The mother gives the father another one of those wounded expressions, and then the mother begins to go rummaging through a handbag beside her chair. The word occurs to Samantha now before the mother even produces the object, and the word is
mirror.

The victim says, “I know about the brick. I learned about it. The brick is from Utica, which is in Asia.”

The mother and father look at each other, and the father begins to move toward the door, but the victim shakes her head no because she does not want the doctor and she does not want any restriction on the liberal flow of this catechism. She wants the free exchange of information because she will be asleep again soon, and while she is awake, during this brief day, let her experience its dramas. The father stands at the foot of the bed while the mother takes from her handbag the object known as a mirror, and now she is beside Samantha, and Samantha seizes the mirror, and she moves it around, and she tries to arrange it so that she can see her face, but the mirror keeps pointing in the wrong directions.
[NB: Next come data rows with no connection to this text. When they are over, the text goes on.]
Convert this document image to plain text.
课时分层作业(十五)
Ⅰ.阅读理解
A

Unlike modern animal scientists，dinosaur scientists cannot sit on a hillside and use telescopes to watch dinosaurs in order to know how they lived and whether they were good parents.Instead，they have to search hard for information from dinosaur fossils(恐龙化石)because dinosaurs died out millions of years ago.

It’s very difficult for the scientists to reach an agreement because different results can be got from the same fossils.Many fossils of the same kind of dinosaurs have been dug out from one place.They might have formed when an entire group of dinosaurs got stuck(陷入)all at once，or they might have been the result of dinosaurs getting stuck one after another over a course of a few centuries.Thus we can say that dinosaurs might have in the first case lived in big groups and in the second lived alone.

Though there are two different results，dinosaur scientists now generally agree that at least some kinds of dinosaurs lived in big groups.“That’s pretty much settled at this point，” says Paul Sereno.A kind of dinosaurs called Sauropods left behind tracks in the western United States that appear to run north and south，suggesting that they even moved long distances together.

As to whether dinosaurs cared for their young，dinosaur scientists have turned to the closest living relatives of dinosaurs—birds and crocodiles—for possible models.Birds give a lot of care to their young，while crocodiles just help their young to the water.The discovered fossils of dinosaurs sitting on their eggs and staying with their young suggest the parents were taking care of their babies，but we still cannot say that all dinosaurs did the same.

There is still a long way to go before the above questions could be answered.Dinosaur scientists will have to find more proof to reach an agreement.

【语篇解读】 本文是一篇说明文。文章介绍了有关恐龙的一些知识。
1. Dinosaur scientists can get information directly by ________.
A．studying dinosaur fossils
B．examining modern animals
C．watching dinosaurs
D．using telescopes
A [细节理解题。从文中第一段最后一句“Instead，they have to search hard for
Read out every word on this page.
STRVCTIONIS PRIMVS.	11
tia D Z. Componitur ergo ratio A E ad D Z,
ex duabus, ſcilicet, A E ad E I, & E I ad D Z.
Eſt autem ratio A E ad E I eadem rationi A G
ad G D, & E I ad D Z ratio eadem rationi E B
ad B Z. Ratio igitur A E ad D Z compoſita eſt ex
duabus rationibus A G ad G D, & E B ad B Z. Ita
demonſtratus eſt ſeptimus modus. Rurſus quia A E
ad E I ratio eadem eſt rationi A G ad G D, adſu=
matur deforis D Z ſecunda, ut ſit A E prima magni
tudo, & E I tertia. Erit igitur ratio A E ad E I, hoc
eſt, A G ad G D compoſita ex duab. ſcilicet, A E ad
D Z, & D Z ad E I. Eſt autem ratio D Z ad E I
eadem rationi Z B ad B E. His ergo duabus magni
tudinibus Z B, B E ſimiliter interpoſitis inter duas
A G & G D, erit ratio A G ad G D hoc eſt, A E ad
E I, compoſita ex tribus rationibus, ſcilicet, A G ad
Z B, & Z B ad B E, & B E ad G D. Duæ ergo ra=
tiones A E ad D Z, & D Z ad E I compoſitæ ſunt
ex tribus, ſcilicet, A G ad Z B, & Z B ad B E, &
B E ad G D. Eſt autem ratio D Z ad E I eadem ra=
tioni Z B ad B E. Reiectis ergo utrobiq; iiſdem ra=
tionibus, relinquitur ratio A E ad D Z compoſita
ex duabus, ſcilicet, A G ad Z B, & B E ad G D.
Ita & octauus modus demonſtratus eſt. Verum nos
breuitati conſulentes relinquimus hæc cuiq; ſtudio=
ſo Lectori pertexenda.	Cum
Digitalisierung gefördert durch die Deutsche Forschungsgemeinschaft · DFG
She sees the wall behind her or she sees the curtain that separates her from her roommate, who is about to have brain surgery. She can’t hold the mirror steady, the mirror is capricious, and she feels some sensation in her, the feeling is known as rage, and she demands that her mother should steady the looking glass. She needs for it to be held where she can see it, because her hands don’t work, not the way they ought to, and nothing in her body works. It is a useless piece of equipment, this body, it is a
mess,
she tells her mother. “Now, just hold the mirror up where I can see and don’t say anything,” and the mother has to reach around her, to the far side of her head, because it is on the right side of her head, because the brick was used on the right side of her head, because whoever used the brick was behind her, and then alongside her, and so they hit the right side of her, and she was thrown to the ground, and her brains were dashed out of her head on this right side; of course, her cell phone went flying, and now she and the brick and the rage are one, and she can see, she can see how they have shaved all of the hair from her, and she can see that there is a scar and stitches, and the scar runs the length of her skull from her forehead back and down, to her ear, and the shape of her head is irregular where the scar is, there are some bulges here and there, it is not a round head or a smooth head, her head is not shaped like a head, it is shaped like a mess. Her head looks like something in a butcher’s shop.